Quantum algorithms for tasks such as factorization, search, and simulation rely on control flow such as branching and iteration that depends on the value of data in superposition. High-level programming abstractions for control flow, such as switches, loops, higher-order functions, and continuations, are ubiquitous in classical languages. By contrast, many quantum languages do not provide high-level abstractions for control flow in superposition, and instead require the use of hardware-level logic gates to implement such control flow.

The reason for this gap is that whereas a classical computer supports control flow abstractions using a program counter that can depend on data, the typical architecture of a quantum computer does not analogously provide a program counter that can depend on data in superposition. As a result, the complete set of control flow abstractions that can be correctly realized on a quantum computer has not yet been established.

In this work, we provide a complete characterization of the properties of control flow abstractions that are correctly realizable on a quantum computer.
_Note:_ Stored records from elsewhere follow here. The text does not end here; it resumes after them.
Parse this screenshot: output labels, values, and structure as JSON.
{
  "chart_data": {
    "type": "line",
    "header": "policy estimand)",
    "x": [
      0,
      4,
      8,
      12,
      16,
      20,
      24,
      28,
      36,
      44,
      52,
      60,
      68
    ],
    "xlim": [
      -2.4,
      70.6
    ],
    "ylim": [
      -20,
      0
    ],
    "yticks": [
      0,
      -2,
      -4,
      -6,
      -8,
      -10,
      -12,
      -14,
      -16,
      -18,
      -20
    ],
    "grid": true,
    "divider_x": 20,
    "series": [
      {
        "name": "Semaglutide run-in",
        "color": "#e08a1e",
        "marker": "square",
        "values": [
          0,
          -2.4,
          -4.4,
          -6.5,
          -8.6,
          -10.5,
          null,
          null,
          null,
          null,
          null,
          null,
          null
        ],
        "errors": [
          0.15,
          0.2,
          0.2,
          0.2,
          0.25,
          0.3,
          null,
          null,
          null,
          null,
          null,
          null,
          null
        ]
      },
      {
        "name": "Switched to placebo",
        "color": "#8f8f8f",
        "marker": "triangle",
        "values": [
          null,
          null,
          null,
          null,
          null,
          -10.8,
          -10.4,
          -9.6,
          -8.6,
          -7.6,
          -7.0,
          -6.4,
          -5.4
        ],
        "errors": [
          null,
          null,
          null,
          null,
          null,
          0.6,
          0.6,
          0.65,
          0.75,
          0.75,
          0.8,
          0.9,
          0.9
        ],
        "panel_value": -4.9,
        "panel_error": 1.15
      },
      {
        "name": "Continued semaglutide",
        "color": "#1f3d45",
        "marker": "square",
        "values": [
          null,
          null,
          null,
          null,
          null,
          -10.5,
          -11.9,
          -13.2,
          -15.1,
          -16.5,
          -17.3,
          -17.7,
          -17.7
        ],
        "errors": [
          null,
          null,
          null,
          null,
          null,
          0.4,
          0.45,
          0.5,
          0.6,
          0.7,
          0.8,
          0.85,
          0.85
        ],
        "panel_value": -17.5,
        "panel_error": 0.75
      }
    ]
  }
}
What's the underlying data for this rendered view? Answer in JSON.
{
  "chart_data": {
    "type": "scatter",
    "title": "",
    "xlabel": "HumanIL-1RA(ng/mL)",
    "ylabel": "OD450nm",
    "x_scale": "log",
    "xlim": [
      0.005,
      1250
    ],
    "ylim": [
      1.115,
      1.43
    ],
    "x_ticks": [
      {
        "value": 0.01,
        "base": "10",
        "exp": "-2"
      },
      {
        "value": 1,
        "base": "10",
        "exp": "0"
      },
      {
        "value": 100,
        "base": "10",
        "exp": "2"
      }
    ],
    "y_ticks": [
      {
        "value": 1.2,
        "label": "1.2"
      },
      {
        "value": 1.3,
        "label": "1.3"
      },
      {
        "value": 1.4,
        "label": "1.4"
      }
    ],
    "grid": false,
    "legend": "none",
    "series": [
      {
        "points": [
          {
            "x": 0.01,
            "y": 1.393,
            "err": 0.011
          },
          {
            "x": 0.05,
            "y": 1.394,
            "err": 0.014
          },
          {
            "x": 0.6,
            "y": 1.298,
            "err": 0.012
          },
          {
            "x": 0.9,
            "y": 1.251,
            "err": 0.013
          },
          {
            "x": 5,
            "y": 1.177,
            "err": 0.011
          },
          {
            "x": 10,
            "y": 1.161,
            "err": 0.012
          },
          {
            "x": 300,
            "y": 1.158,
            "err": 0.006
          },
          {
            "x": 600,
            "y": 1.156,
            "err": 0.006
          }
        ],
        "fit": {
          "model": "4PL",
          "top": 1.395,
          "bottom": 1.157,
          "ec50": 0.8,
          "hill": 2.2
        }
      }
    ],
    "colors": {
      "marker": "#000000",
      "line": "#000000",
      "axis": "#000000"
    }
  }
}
First, we prove that even on a quantum computer whose program counter exists in superposition, one cannot correctly realize control flow in quantum algorithms by lifting the classical conditional jump instruction to work in superposition. This theorem denies the ability to directly lift general abstractions for control flow such as the λ-calculus from classical to quantum programming.

In response, we present the necessary and sufficient conditions for control flow to be correctly realizable on a quantum computer. We introduce the quantum control machine, an instruction set architecture featuring a conditional jump that is restricted to satisfy these conditions. We show how this design enables a developer to correctly express control flow in quantum algorithms using a program counter in place of logic gates.